Spitsberen, Various Activity. Spitsberen is a group of islands north of Norway (78°N); Longyearbien is the capital. They were originally discovered in the 17th century and used as a base on a number of attempts on the North Pole by Nansen and others. Although not technically Norwegian territory, the islands are “looked after” by Norway. They are a major polar bear breeding ground, so you have to travel everywhere with a rifle. The highest hills (ca. 1700m) are in the north of the main island, Svalbard, which is where most people visit. Despite their northerly latitude, the islands lose all snow apart from their glaciers and ice caps during the summer months due to the warming influence of the Gulf Stream; in summer, travel is more difficult as the land becomes unfrozen tundra. There is a lot of very loose sedimentary rock, making climbing very unpleasant in summer.
Last March and April, I traveled to Spitsberen to do some glaciology, which involved blowing up bits of glacier, driving around on the skidoos and seeing the polar bears. We had some cold temperatures (-33°C) and got a couple of sessions to go climbing. We did Mount Aspelin via a snow plod up the east ridge and down the northeast ridge, which was straightforward, though it was good to get out at midnight on April 11 after a days’ work. It was a bit of a problem mountaineering with a rifle over one shoulder. Mount Aspelin is the highest point in the south of the island, so it gave some good views. Everything is still snow-covered this time of the year, which offered good skidooing and travel on the sea ice.

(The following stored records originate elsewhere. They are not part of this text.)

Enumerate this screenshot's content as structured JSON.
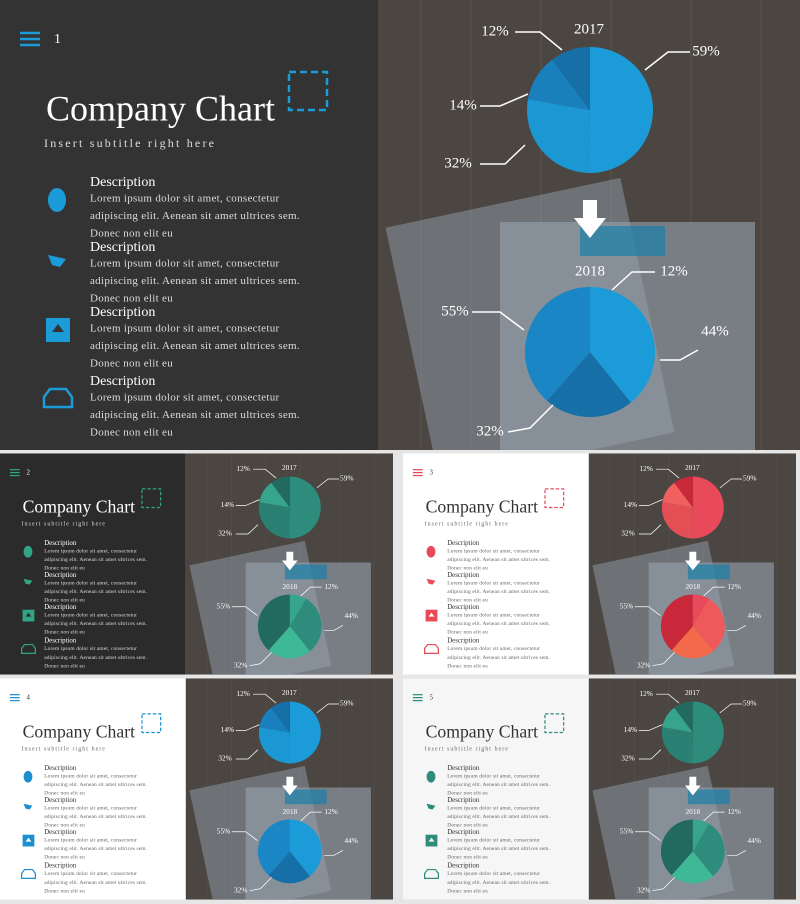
{
  "slides": [
    {
      "number": 1,
      "title": "Company Chart",
      "subtitle": "Insert subtitle right here",
      "items": [
        {
          "heading": "Description",
          "lines": [
            "Lorem ipsum dolor sit amet, consectetur",
            "adipiscing elit. Aenean sit amet ultrices sem.",
            "Donec non elit eu"
          ]
        },
        {
          "heading": "Description",
          "lines": [
            "Lorem ipsum dolor sit amet, consectetur",
            "adipiscing elit. Aenean sit amet ultrices sem.",
            "Donec non elit eu"
          ]
        },
        {
          "heading": "Description",
          "lines": [
            "Lorem ipsum dolor sit amet, consectetur",
            "adipiscing elit. Aenean sit amet ultrices sem.",
            "Donec non elit eu"
          ]
        },
        {
          "heading": "Description",
          "lines": [
            "Lorem ipsum dolor sit amet, consectetur",
            "adipiscing elit. Aenean sit amet ultrices sem.",
            "Donec non elit eu"
          ]
        }
      ],
      "charts": [
        {
          "type": "pie",
          "title": "2017",
          "values": [
            59,
            32,
            14,
            12
          ],
          "value_labels": [
            "59%",
            "32%",
            "14%",
            "12%"
          ],
          "colors": [
            "#1b9cd8",
            "#1b97d3",
            "#1a7fbd",
            "#166fa6"
          ]
        },
        {
          "type": "pie",
          "title": "2018",
          "values": [
            12,
            44,
            32,
            55
          ],
          "value_labels": [
            "12%",
            "44%",
            "32%",
            "55%"
          ],
          "colors": [
            "#1b9cd8",
            "#1b9cd8",
            "#166fa6",
            "#1b86c6"
          ]
        }
      ]
    },
    {
      "number": 2,
      "title": "Company Chart",
      "subtitle": "Insert subtitle right here",
      "items": [
        {
          "heading": "Description",
          "lines": [
            "Lorem ipsum dolor sit amet, consectetur",
            "adipiscing elit. Aenean sit amet ultrices sem.",
            "Donec non elit eu"
          ]
        },
        {
          "heading": "Description",
          "lines": [
            "Lorem ipsum dolor sit amet, consectetur",
            "adipiscing elit. Aenean sit amet ultrices sem.",
            "Donec non elit eu"
          ]
        },
        {
          "heading": "Description",
          "lines": [
            "Lorem ipsum dolor sit amet, consectetur",
            "adipiscing elit. Aenean sit amet ultrices sem.",
            "Donec non elit eu"
          ]
        },
        {
          "heading": "Description",
          "lines": [
            "Lorem ipsum dolor sit amet, consectetur",
            "adipiscing elit. Aenean sit amet ultrices sem.",
            "Donec non elit eu"
          ]
        }
      ],
      "charts": [
        {
          "type": "pie",
          "title": "2017",
          "values": [
            59,
            32,
            14,
            12
          ],
          "value_labels": [
            "59%",
            "32%",
            "14%",
            "12%"
          ],
          "colors": [
            "#2e8c7c",
            "#2a8072",
            "#37a58d",
            "#226a5f"
          ]
        },
        {
          "type": "pie",
          "title": "2018",
          "values": [
            12,
            44,
            32,
            55
          ],
          "value_labels": [
            "12%",
            "44%",
            "32%",
            "55%"
          ],
          "colors": [
            "#37a58d",
            "#2e8c7c",
            "#3fb896",
            "#226a5f"
          ]
        }
      ]
    },
    {
      "number": 3,
      "title": "Company Chart",
      "subtitle": "Insert subtitle right here",
      "items": [
        {
          "heading": "Description",
          "lines": [
            "Lorem ipsum dolor sit amet, consectetur",
            "adipiscing elit. Aenean sit amet ultrices sem.",
            "Donec non elit eu"
          ]
        },
        {
          "heading": "Description",
          "lines": [
            "Lorem ipsum dolor sit amet, consectetur",
            "adipiscing elit. Aenean sit amet ultrices sem.",
            "Donec non elit eu"
          ]
        },
        {
          "heading": "Description",
          "lines": [
            "Lorem ipsum dolor sit amet, consectetur",
            "adipiscing elit. Aenean sit amet ultrices sem.",
            "Donec non elit eu"
          ]
        },
        {
          "heading": "Description",
          "lines": [
            "Lorem ipsum dolor sit amet, consectetur",
            "adipiscing elit. Aenean sit amet ultrices sem.",
            "Donec non elit eu"
          ]
        }
      ],
      "charts": [
        {
          "type": "pie",
          "title": "2017",
          "values": [
            59,
            32,
            14,
            12
          ],
          "value_labels": [
            "59%",
            "32%",
            "14%",
            "12%"
          ],
          "colors": [
            "#e84a5a",
            "#e44f55",
            "#f0605f",
            "#c8283a"
          ]
        },
        {
          "type": "pie",
          "title": "2018",
          "values": [
            12,
            44,
            32,
            55
          ],
          "value_labels": [
            "12%",
            "44%",
            "32%",
            "55%"
          ],
          "colors": [
            "#e84a5a",
            "#ee5a5a",
            "#f36a4a",
            "#c8283a"
          ]
        }
      ]
    },
    {
      "number": 4,
      "title": "Company Chart",
      "subtitle": "Insert subtitle right here",
      "items": [
        {
          "heading": "Description",
          "lines": [
            "Lorem ipsum dolor sit amet, consectetur",
            "adipiscing elit. Aenean sit amet ultrices sem.",
            "Donec non elit eu"
          ]
        },
        {
          "heading": "Description",
          "lines": [
            "Lorem ipsum dolor sit amet, consectetur",
            "adipiscing elit. Aenean sit amet ultrices sem.",
            "Donec non elit eu"
          ]
        },
        {
          "heading": "Description",
          "lines": [
            "Lorem ipsum dolor sit amet, consectetur",
            "adipiscing elit. Aenean sit amet ultrices sem.",
            "Donec non elit eu"
          ]
        },
        {
          "heading": "Description",
          "lines": [
            "Lorem ipsum dolor sit amet, consectetur",
            "adipiscing elit. Aenean sit amet ultrices sem.",
            "Donec non elit eu"
          ]
        }
      ],
      "charts": [
        {
          "type": "pie",
          "title": "2017",
          "values": [
            59,
            32,
            14,
            12
          ],
          "value_labels": [
            "59%",
            "32%",
            "14%",
            "12%"
          ],
          "colors": [
            "#1b9cd8",
            "#1b97d3",
            "#1a7fbd",
            "#166fa6"
          ]
        },
        {
          "type": "pie",
          "title": "2018",
          "values": [
            12,
            44,
            32,
            55
          ],
          "value_labels": [
            "12%",
            "44%",
            "32%",
            "55%"
          ],
          "colors": [
            "#1b9cd8",
            "#1b9cd8",
            "#166fa6",
            "#1b86c6"
          ]
        }
      ]
    },
    {
      "number": 5,
      "title": "Company Chart",
      "subtitle": "Insert subtitle right here",
      "items": [
        {
          "heading": "Description",
          "lines": [
            "Lorem ipsum dolor sit amet, consectetur",
            "adipiscing elit. Aenean sit amet ultrices sem.",
            "Donec non elit eu"
          ]
        },
        {
          "heading": "Description",
          "lines": [
            "Lorem ipsum dolor sit amet, consectetur",
            "adipiscing elit. Aenean sit amet ultrices sem.",
            "Donec non elit eu"
          ]
        },
        {
          "heading": "Description",
          "lines": [
            "Lorem ipsum dolor sit amet, consectetur",
            "adipiscing elit. Aenean sit amet ultrices sem.",
            "Donec non elit eu"
          ]
        },
        {
          "heading": "Description",
          "lines": [
            "Lorem ipsum dolor sit amet, consectetur",
            "adipiscing elit. Aenean sit amet ultrices sem.",
            "Donec non elit eu"
          ]
        }
      ],
      "charts": [
        {
          "type": "pie",
          "title": "2017",
          "values": [
            59,
            32,
            14,
            12
          ],
          "value_labels": [
            "59%",
            "32%",
            "14%",
            "12%"
          ],
          "colors": [
            "#2e8c7c",
            "#2a8072",
            "#37a58d",
            "#226a5f"
          ]
        },
        {
          "type": "pie",
          "title": "2018",
          "values": [
            12,
            44,
            32,
            55
          ],
          "value_labels": [
            "12%",
            "44%",
            "32%",
            "55%"
          ],
          "colors": [
            "#37a58d",
            "#2e8c7c",
            "#3fb896",
            "#226a5f"
          ]
        }
      ]
    }
  ]
}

On April 19, we had finished all the science, so Andy Smith and I did a brilliant ten-kilometer ridge on the north side of the Ragna Mariebreen Glacier. The traverse included four peaks: Framnuten (817m), Tverregga (925m), Gimlingen (975m), and Thoretinden (1081m). Climbing (up to IV) was necessary to get up or off all of the peaks, and Gimlingen was particularly difficult and dangerous with a narrow ridge as the summit (which I stood astride). I think it was the first ascent of most of the peaks; it certainly was for Gimlingen. I’ve since heard that Thoretinden was ascended up snow slopes from the north about 12 years ago around Easter time. We then descended to a col at the end of the ridge and skied 15 kilometers back to the camp. The rock was appallingly loose and some of the ridge was thin, but it was one of the best days I had had in the mountains for years and the ski back really ended it well.